Mis lágrimas fueron el comienzo de un nuevo guión que empecé a escribirme ese día, uno más abierto a las posibilidades. Durante los años siguientes, David y yo nunca tuvimos una gran realización. Nunca nos sentimos seguros. Sin embargo, ambos empezamos a sentir un lento goteo de curiosidad. Al ir de excursión juntos por las montañas -nuestro lugar feliz-, empezamos a hablar de quiénes podríamos ser si tuviéramos un hijo en nuestras vidas. No mejores o peores personas, sino personas diferentes.

No fue hasta la pandemia, con su mezcla de caos y perspectiva, cuando decidimos poner fin a nuestros 16 años de pareja sin hijos. Aunque al principio lo intentamos de forma natural, mi mente no dejaba de pensar en nuestros embriones. Se suponía que eran nuestra póliza de seguro, pero desde el momento en que supe de ellos, se habían convertido en mucho más que eso.
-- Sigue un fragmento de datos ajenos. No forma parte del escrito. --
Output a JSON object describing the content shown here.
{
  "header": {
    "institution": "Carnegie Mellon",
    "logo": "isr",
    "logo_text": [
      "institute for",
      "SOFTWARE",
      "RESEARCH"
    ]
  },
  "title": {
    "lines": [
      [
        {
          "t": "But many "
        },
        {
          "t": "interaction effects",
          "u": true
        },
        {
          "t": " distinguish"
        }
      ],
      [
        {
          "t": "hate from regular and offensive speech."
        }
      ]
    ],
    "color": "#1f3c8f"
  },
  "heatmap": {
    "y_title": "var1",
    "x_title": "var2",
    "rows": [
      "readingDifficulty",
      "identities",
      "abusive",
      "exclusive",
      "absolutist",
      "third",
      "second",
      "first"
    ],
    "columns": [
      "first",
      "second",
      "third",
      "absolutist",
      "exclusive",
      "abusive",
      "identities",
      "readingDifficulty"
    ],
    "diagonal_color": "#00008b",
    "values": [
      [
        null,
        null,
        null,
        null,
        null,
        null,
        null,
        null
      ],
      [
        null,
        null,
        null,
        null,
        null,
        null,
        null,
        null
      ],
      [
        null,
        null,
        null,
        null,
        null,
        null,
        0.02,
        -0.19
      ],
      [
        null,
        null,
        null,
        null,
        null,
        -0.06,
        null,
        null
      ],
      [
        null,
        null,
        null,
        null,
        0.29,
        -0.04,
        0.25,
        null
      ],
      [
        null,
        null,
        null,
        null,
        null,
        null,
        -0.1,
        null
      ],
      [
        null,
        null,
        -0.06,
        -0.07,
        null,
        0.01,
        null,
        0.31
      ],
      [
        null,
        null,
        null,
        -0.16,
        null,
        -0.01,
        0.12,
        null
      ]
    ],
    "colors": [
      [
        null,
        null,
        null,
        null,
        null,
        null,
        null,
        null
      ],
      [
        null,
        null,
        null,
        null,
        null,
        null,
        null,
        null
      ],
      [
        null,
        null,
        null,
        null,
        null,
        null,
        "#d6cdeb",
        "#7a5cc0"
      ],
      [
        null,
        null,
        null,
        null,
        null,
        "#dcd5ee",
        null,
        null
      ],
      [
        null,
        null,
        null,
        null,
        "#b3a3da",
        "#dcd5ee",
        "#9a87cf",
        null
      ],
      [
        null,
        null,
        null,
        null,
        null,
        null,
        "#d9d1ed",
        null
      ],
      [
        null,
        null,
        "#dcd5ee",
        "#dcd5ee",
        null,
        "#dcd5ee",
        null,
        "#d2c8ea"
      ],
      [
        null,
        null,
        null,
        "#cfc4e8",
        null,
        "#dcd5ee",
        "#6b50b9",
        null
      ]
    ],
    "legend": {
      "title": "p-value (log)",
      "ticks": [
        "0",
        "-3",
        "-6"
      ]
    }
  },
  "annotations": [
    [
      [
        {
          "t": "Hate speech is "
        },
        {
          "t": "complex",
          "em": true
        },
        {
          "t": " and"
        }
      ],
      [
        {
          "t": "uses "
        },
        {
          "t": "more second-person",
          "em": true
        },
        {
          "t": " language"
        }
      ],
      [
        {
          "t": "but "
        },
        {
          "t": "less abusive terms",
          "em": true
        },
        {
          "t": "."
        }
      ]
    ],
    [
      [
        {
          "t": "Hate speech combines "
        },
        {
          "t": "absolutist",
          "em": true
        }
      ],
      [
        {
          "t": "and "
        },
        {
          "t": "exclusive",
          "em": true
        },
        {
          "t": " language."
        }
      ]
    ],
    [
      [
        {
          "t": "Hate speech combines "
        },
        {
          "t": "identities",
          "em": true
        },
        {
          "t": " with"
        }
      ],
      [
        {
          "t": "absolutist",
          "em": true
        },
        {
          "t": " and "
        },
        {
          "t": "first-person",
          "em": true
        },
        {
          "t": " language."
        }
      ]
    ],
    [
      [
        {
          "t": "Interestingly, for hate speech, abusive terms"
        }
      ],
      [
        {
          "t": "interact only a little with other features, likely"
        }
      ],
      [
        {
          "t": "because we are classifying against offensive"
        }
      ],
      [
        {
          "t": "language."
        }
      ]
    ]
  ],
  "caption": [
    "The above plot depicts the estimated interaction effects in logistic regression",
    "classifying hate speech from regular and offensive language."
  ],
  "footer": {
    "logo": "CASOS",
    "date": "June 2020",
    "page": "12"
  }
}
Tras un difícil aborto, decidimos implantar uno de los embriones. Estaba convencida de que la implantación no funcionaría. Una vez más, se demostró que estaba equivocada. Ahora, embarazada de siete meses y con la espalda dolorida, me digo a mí misma que un hijo es suficiente. Sin embargo, no puedo evitar pensar en ese otro embrión y preguntarme. Ahora sé que es mejor no decir nunca.